Ärzte Zeitung, 11.10.2004

Therapieren und Motivieren sind A und O bei Rückenschmerz

"Europäische Woche gegen Schmerzen" schließt sich dem Schmerzkongreß an

LEIPZIG (mal). Heute ist weltweiter "Tag gegen Schmerzen", Start der "Europäischen Woche gegen Schmerzen". Diese Aktion rückt die Millionen von Schmerzkranken ins Zentrum der Aufmerksamkeit. Sie ist aber auch ein Zeichen, daß viel für die Verbesserung der Versorgung getan wird. Auch die Möglichkeiten, wie Hausärzte noch mehr für Schmerz-Patienten tun können, werden derzeit intensiv geprüft, wie beim Schmerzkongreß in Leipzig deutlich geworden ist.

Etwa zwanzig Prozent der Erwachsenen in den Industrieländern leiden unter chronischen Schmerzen, teilen die IASP (International Association for the Study of Pain) und die EFIC (European Federation of IASP Chapters), Organisatoren des heutigen "Tags gegen Schmerzen", mit. Etwa 30 Prozent der Schmerzkranken leiden unter Rücken- oder Nackenschmerzen.

Ihre Versorgung zu verbessern ist auch Ziel der Projekte des Deutschen Forschungsverbunds Rückenschmerzen, die vom Bundesministerium für Bildung und Forschung unterstützt werden.
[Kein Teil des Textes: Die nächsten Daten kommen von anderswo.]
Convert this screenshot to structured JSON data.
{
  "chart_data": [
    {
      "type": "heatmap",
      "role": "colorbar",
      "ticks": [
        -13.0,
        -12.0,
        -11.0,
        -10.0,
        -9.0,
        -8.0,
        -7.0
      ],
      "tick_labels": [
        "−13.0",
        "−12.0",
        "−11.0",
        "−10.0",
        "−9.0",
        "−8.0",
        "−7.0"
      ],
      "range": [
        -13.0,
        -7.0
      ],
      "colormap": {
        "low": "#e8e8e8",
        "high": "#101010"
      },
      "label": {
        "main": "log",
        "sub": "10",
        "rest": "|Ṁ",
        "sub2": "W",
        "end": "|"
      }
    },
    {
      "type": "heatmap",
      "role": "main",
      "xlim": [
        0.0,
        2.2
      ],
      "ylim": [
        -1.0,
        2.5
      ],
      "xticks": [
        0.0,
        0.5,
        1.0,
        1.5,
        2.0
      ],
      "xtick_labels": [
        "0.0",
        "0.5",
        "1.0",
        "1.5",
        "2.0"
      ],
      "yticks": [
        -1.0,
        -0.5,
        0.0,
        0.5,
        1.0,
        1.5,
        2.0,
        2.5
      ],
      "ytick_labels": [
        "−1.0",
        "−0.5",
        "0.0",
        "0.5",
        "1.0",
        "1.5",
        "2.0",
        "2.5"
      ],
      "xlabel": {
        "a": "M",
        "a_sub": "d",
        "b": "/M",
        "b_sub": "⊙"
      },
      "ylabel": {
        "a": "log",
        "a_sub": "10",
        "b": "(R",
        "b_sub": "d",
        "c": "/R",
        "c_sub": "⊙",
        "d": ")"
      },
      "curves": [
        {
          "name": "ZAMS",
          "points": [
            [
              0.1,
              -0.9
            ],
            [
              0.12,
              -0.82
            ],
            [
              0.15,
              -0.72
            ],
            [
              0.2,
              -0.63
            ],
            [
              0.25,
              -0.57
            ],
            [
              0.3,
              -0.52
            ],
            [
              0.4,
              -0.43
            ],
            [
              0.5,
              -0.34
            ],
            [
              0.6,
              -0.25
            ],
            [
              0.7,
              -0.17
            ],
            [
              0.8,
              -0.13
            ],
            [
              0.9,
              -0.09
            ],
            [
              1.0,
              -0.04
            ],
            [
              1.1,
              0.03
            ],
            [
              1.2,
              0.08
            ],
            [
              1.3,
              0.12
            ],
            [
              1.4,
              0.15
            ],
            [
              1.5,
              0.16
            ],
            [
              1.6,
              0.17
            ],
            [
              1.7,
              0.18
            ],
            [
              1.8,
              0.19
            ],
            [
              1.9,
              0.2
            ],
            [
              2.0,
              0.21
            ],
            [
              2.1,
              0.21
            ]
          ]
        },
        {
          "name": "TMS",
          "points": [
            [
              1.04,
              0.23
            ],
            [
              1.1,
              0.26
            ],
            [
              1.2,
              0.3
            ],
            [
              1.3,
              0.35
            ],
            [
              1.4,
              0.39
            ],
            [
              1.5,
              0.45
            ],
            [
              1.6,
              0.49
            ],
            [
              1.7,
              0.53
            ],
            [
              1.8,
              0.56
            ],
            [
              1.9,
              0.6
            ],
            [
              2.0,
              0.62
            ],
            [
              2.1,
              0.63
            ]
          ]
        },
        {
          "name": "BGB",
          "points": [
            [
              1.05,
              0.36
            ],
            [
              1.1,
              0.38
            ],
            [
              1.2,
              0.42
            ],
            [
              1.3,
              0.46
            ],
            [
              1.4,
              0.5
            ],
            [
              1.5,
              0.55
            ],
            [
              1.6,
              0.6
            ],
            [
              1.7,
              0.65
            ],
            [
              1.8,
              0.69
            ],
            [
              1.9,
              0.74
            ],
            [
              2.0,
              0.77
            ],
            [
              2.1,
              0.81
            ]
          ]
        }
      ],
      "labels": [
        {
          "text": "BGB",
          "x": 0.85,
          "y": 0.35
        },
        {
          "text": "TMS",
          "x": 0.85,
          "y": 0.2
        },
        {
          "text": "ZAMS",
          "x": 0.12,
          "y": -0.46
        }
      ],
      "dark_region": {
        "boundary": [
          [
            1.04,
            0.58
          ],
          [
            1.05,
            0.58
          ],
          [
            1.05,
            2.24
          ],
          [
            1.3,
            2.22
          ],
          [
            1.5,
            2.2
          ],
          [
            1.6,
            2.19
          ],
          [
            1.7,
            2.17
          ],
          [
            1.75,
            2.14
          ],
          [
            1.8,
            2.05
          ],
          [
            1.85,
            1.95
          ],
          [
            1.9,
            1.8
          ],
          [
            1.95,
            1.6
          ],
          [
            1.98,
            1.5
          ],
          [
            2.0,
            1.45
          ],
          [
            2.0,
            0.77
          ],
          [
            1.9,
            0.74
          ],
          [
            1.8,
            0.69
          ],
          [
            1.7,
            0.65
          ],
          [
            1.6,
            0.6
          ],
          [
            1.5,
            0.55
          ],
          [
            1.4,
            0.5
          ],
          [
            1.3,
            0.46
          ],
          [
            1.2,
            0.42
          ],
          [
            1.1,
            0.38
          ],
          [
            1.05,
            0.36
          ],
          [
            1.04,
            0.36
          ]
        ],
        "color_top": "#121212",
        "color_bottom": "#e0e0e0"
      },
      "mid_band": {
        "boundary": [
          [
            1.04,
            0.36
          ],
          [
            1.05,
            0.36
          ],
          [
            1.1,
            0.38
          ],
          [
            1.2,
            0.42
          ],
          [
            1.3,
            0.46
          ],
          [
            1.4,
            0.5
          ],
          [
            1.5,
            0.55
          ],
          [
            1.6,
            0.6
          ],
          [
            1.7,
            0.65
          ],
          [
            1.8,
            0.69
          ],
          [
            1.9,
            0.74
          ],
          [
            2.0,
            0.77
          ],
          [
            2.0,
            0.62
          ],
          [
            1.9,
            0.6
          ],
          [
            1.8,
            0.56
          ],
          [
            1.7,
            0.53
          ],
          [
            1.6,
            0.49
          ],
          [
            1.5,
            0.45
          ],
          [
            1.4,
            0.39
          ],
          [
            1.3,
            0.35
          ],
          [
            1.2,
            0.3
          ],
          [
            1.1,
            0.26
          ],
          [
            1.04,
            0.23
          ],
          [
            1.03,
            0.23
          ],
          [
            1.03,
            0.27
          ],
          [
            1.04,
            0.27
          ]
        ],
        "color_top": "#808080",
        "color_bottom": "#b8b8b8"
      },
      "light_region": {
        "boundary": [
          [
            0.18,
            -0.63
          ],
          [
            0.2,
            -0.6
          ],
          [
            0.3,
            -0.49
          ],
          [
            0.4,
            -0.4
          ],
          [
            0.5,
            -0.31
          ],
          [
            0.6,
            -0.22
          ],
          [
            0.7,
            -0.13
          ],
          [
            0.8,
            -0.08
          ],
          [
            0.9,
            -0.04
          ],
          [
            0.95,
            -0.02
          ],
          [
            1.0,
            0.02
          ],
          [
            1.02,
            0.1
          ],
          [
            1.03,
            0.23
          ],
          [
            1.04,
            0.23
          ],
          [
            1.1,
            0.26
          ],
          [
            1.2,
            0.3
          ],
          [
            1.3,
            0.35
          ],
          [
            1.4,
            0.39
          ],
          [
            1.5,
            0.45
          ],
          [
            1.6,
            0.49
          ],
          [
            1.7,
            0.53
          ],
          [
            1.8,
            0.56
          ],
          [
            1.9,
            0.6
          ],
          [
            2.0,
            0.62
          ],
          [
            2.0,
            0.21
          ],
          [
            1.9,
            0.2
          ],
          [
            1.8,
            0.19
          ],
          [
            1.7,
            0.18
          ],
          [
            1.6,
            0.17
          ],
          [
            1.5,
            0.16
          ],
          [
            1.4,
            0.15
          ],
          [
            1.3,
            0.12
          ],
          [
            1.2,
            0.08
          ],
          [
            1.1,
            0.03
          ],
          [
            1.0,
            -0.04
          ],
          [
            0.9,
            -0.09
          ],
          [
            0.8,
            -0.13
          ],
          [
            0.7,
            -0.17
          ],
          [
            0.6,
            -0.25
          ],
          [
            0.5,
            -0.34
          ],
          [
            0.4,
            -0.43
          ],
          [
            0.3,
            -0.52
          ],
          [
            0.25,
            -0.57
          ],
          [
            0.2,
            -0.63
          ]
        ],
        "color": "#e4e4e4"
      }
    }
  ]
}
Vorläufige Daten aus einem dieser Projekte weisen darauf hin, daß Rückenschmerz-Patienten zusätzlich davon profitieren können, wenn sie von speziell geschulten Arzthelferinnen zu mehr körperlicher Aktivität motiviert werden. Das hat Corinna Leonhardt von der Uni Marburg, die das Projekt betreut und es beim Schmerzkongreß vorgestellt hat, der "Ärzte Zeitung" berichtet. Eine bessere Versorgung versprechen sich Schmerzexperten auch von europäischen Leitlinien zur Betreuung von Patienten mit unspezifischen Rückenschmerzen, die, wie berichtet, in Leipzig noch für dieses Jahr angekündigt worden sind.